A gente é que se vire pra enfrentar as águas caudalosas desse mar vermelho, se
quiser atravessar pro outro lado. O único milagre que esse “deus” dito indefectível
consegue fazer é transformar água em vinho... um vinho do qual todos parecem beber
sem restrições, até o ponto de se embriagar e falar obscenidades. A missa do Direito
Penal é sempre essa profusão de línguas estranhas e ébrios irascíveis, incapazes de
dobrar os próprios joelhos, pregando o que parece ser o único mandamento possível:
“Prenderás!”. O fiel penal não quer saber de mais nada, ou ao menos finge não ser
capaz de assimilar mais nada, como se fosse capaz de, desse jeito, ascender ao
paraíso... Falta juízo (inicial e final). É fato que já ultrapassamos o purgatório: estamos
no inferno. Embriagados, os fiéis ainda não perceberam, e prosseguem em sua
loucura: “Prenderás! Prenderás!”. De vez em quando, um ou outro muda um pouco o
mandamento: “Matarás!”. Jesus Cristo, é o senhor?

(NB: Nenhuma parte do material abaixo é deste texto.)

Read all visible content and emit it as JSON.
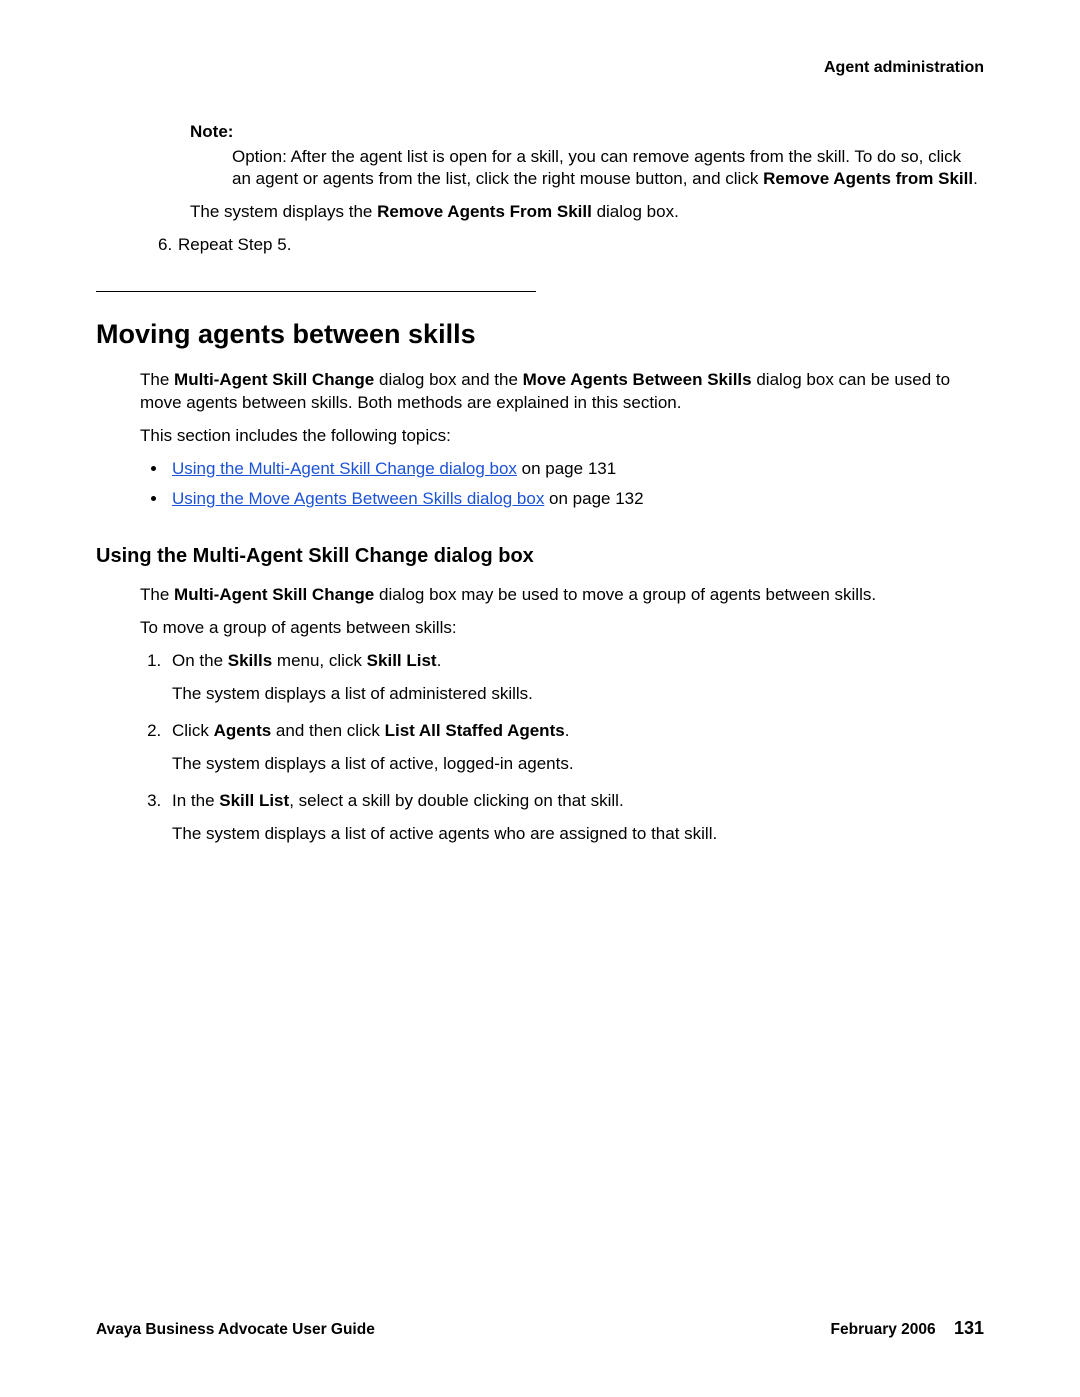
{
  "header": {
    "section": "Agent administration"
  },
  "note": {
    "label": "Note:",
    "body_pre": "Option: After the agent list is open for a skill, you can remove agents from the skill. To do so, click an agent or agents from the list, click the right mouse button, and click ",
    "body_bold": "Remove Agents from Skill",
    "body_post": "."
  },
  "sys_displays": {
    "pre": "The system displays the ",
    "bold": "Remove Agents From Skill",
    "post": " dialog box."
  },
  "step6": {
    "num": "6.",
    "text": "Repeat Step 5."
  },
  "heading": "Moving agents between skills",
  "intro": {
    "t1": "The ",
    "b1": "Multi-Agent Skill Change",
    "t2": " dialog box and the ",
    "b2": "Move Agents Between Skills",
    "t3": " dialog box can be used to move agents between skills. Both methods are explained in this section."
  },
  "topics_lead": "This section includes the following topics:",
  "topics": [
    {
      "link": "Using the Multi-Agent Skill Change dialog box",
      "suffix": " on page 131"
    },
    {
      "link": "Using the Move Agents Between Skills dialog box",
      "suffix": " on page 132"
    }
  ],
  "subheading": "Using the Multi-Agent Skill Change dialog box",
  "sub_intro": {
    "t1": "The ",
    "b1": "Multi-Agent Skill Change",
    "t2": " dialog box may be used to move a group of agents between skills."
  },
  "steps_lead": "To move a group of agents between skills:",
  "steps": [
    {
      "line": {
        "t1": "On the ",
        "b1": "Skills",
        "t2": " menu, click ",
        "b2": "Skill List",
        "t3": "."
      },
      "after": "The system displays a list of administered skills."
    },
    {
      "line": {
        "t1": "Click ",
        "b1": "Agents",
        "t2": " and then click ",
        "b2": "List All Staffed Agents",
        "t3": "."
      },
      "after": "The system displays a list of active, logged-in agents."
    },
    {
      "line": {
        "t1": "In the ",
        "b1": "Skill List",
        "t2": ", select a skill by double clicking on that skill.",
        "b2": "",
        "t3": ""
      },
      "after": "The system displays a list of active agents who are assigned to that skill."
    }
  ],
  "footer": {
    "left": "Avaya Business Advocate User Guide",
    "date": "February 2006",
    "page": "131"
  }
}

Só quando estivermos queimando todos, atingidos cedo ou tarde em nossas cifras


negras, verdes e douradas, afinal ardendo e nos consumindo em fogo e enxofre, é que
então perceberemos que nos curvávamos, todo esse tempo, a um altar de ilusões,
erigido sobre falácias apregoadas por falsos profetas. Um dia, conheceremos a
verdade, ainda que seja tarde demais para que ela venha a nos libertar… Pois,
enquanto adorávamos delirantemente esse “deus” Direito Penal, em verdade,
estávamos justamente cultuando o próprio Demônio.